Tuesday, Oct. 29, 2019

Cancer researchers

From left, Stefan Bossmann, university distinguished professor of chemistry; Chris Culbertson, professor of chemistry; and Bala Natarajan, professor of electrical and computer engineering, have received a $2 million National Science Foundation Emerging Frontiers in Research and Innovation grant. They will collaborate with researchers at the University of Texas Medical Branch on new cancer treatments.

 

MANHATTAN — Kansas State University researchers, in collaboration with researchers at the University of Texas Medical Branch, have received $2 million in funding from the National Science Foundation Emerging Frontiers in Research and Innovation program to conduct fundamental studies on new treatments for glioblastoma and other cancers.

Led by Stefan Bossmann, university distinguished professor of chemistry, the group includes co-principal investigators Christopher Culbertson, professor of chemistry and associate dean for research in the College of Arts and Sciences, and Bala Natarajan, professor of electrical and computer engineering in the Carl R. Ice College of Engineering, all from Kansas State University.

The most common and most aggressive form of an adult primary brain tumor, glioblastoma is characterized by a poor prognosis, with patients often surviving for less than 16 months despite surgical, radiation and/or chemotherapeutic treatments.
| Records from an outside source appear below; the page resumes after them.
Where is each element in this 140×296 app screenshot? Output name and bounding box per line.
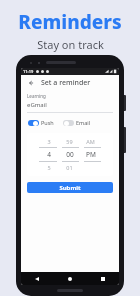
staticText: Learning bbox=[27, 93, 46, 99]
staticText: 3 bbox=[47, 138, 51, 145]
staticText: Email bbox=[76, 119, 91, 126]
staticText: Reminders bbox=[18, 9, 122, 35]
button[interactable]: Learning bbox=[21, 90, 119, 115]
staticText: Push bbox=[41, 119, 54, 126]
staticText: 00 bbox=[66, 150, 74, 159]
staticText: PM bbox=[86, 150, 96, 159]
button[interactable]: Recent apps bbox=[86, 272, 119, 285]
button[interactable]: Push bbox=[28, 119, 54, 126]
staticText: 01 bbox=[66, 164, 73, 171]
button[interactable]: Home bbox=[53, 272, 86, 285]
staticText: 59 bbox=[66, 138, 73, 145]
button[interactable]: Email bbox=[63, 119, 91, 126]
staticText: 5 bbox=[47, 164, 51, 171]
staticText: Stay on track bbox=[37, 37, 104, 52]
button[interactable]: Submit bbox=[27, 182, 113, 193]
staticText: Set a reminder bbox=[41, 78, 91, 88]
staticText: 4 bbox=[47, 150, 51, 159]
staticText: eGmail bbox=[27, 101, 47, 109]
staticText: AM bbox=[86, 138, 95, 145]
staticText: Submit bbox=[59, 184, 81, 192]
button[interactable]: Back bbox=[25, 77, 36, 88]
staticText: 11:19 bbox=[23, 69, 34, 74]
button[interactable]: Back bbox=[21, 272, 53, 285]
Bossmann said that work on this project is motivated by the awareness that the interaction of tumors with their surroundings, together with metabolic factors, is responsible for altering gene expression patterns, which enable the tumor to adapt and escape treatment.
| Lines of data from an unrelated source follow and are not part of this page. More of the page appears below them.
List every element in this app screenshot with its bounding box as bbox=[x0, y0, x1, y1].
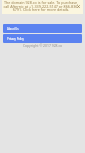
button[interactable]: Dismiss notice bbox=[76, 4, 81, 9]
staticText: The domain 928.co is for sale. To purcha… bbox=[3, 0, 79, 12]
staticText: Privacy Policy bbox=[7, 37, 24, 41]
staticText: Copyright © 2017 928.co bbox=[0, 43, 85, 48]
button[interactable]: About Us bbox=[3, 24, 82, 33]
button[interactable]: The domain 928.co is for sale. To purcha… bbox=[2, 0, 83, 14]
button[interactable]: Privacy Policy bbox=[3, 34, 82, 43]
staticText: About Us bbox=[7, 27, 19, 31]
The researchers seek to develop novel biophotonic methods to recognize genomewide epigenetic mutations in glioblastoma. Bossmann said this methodology will not only permit the early diagnosis of the disease, but will also lead to the identification of both mechanic and metabolic stimuli that lead to cell death in glioblastoma and other solid tumors, and thus can be implemented in new treatments.
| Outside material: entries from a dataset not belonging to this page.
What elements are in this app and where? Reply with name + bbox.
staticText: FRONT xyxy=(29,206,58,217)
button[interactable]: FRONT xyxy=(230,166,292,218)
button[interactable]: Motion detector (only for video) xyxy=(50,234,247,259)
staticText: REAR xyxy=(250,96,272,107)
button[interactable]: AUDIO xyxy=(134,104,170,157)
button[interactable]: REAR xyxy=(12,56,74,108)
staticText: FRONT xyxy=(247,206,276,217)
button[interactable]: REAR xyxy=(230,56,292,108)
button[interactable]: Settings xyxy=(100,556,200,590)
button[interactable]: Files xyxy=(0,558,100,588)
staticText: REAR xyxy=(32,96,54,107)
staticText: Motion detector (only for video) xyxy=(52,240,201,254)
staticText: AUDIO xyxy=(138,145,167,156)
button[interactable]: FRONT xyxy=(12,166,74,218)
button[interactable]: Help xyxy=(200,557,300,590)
The work will have implications that reach far beyond glioblastoma and will apply to virtually all diseases with epigenetic drivers, among them other cancers, neurodegenerative and cardiovascular diseases, obesity and metabolic syndrome, Bossmann said.

The researchers plan to develop new microfluidic methods for mechanical and metabolic stimulation of cells and a new model to predict the forms of these stimuli that will trigger cell death.

In collaboration with researchers at the University of Texas Medical Branch, the researchers also will map the response to metabolic and mechanical stimuli. The work will have implications that reach far beyond glioblastoma and will apply to virtually all diseases with epigenetic drivers, among them other cancers, neurodegenerative and cardiovascular diseases, obesity and metabolic syndrome, Bossmann said.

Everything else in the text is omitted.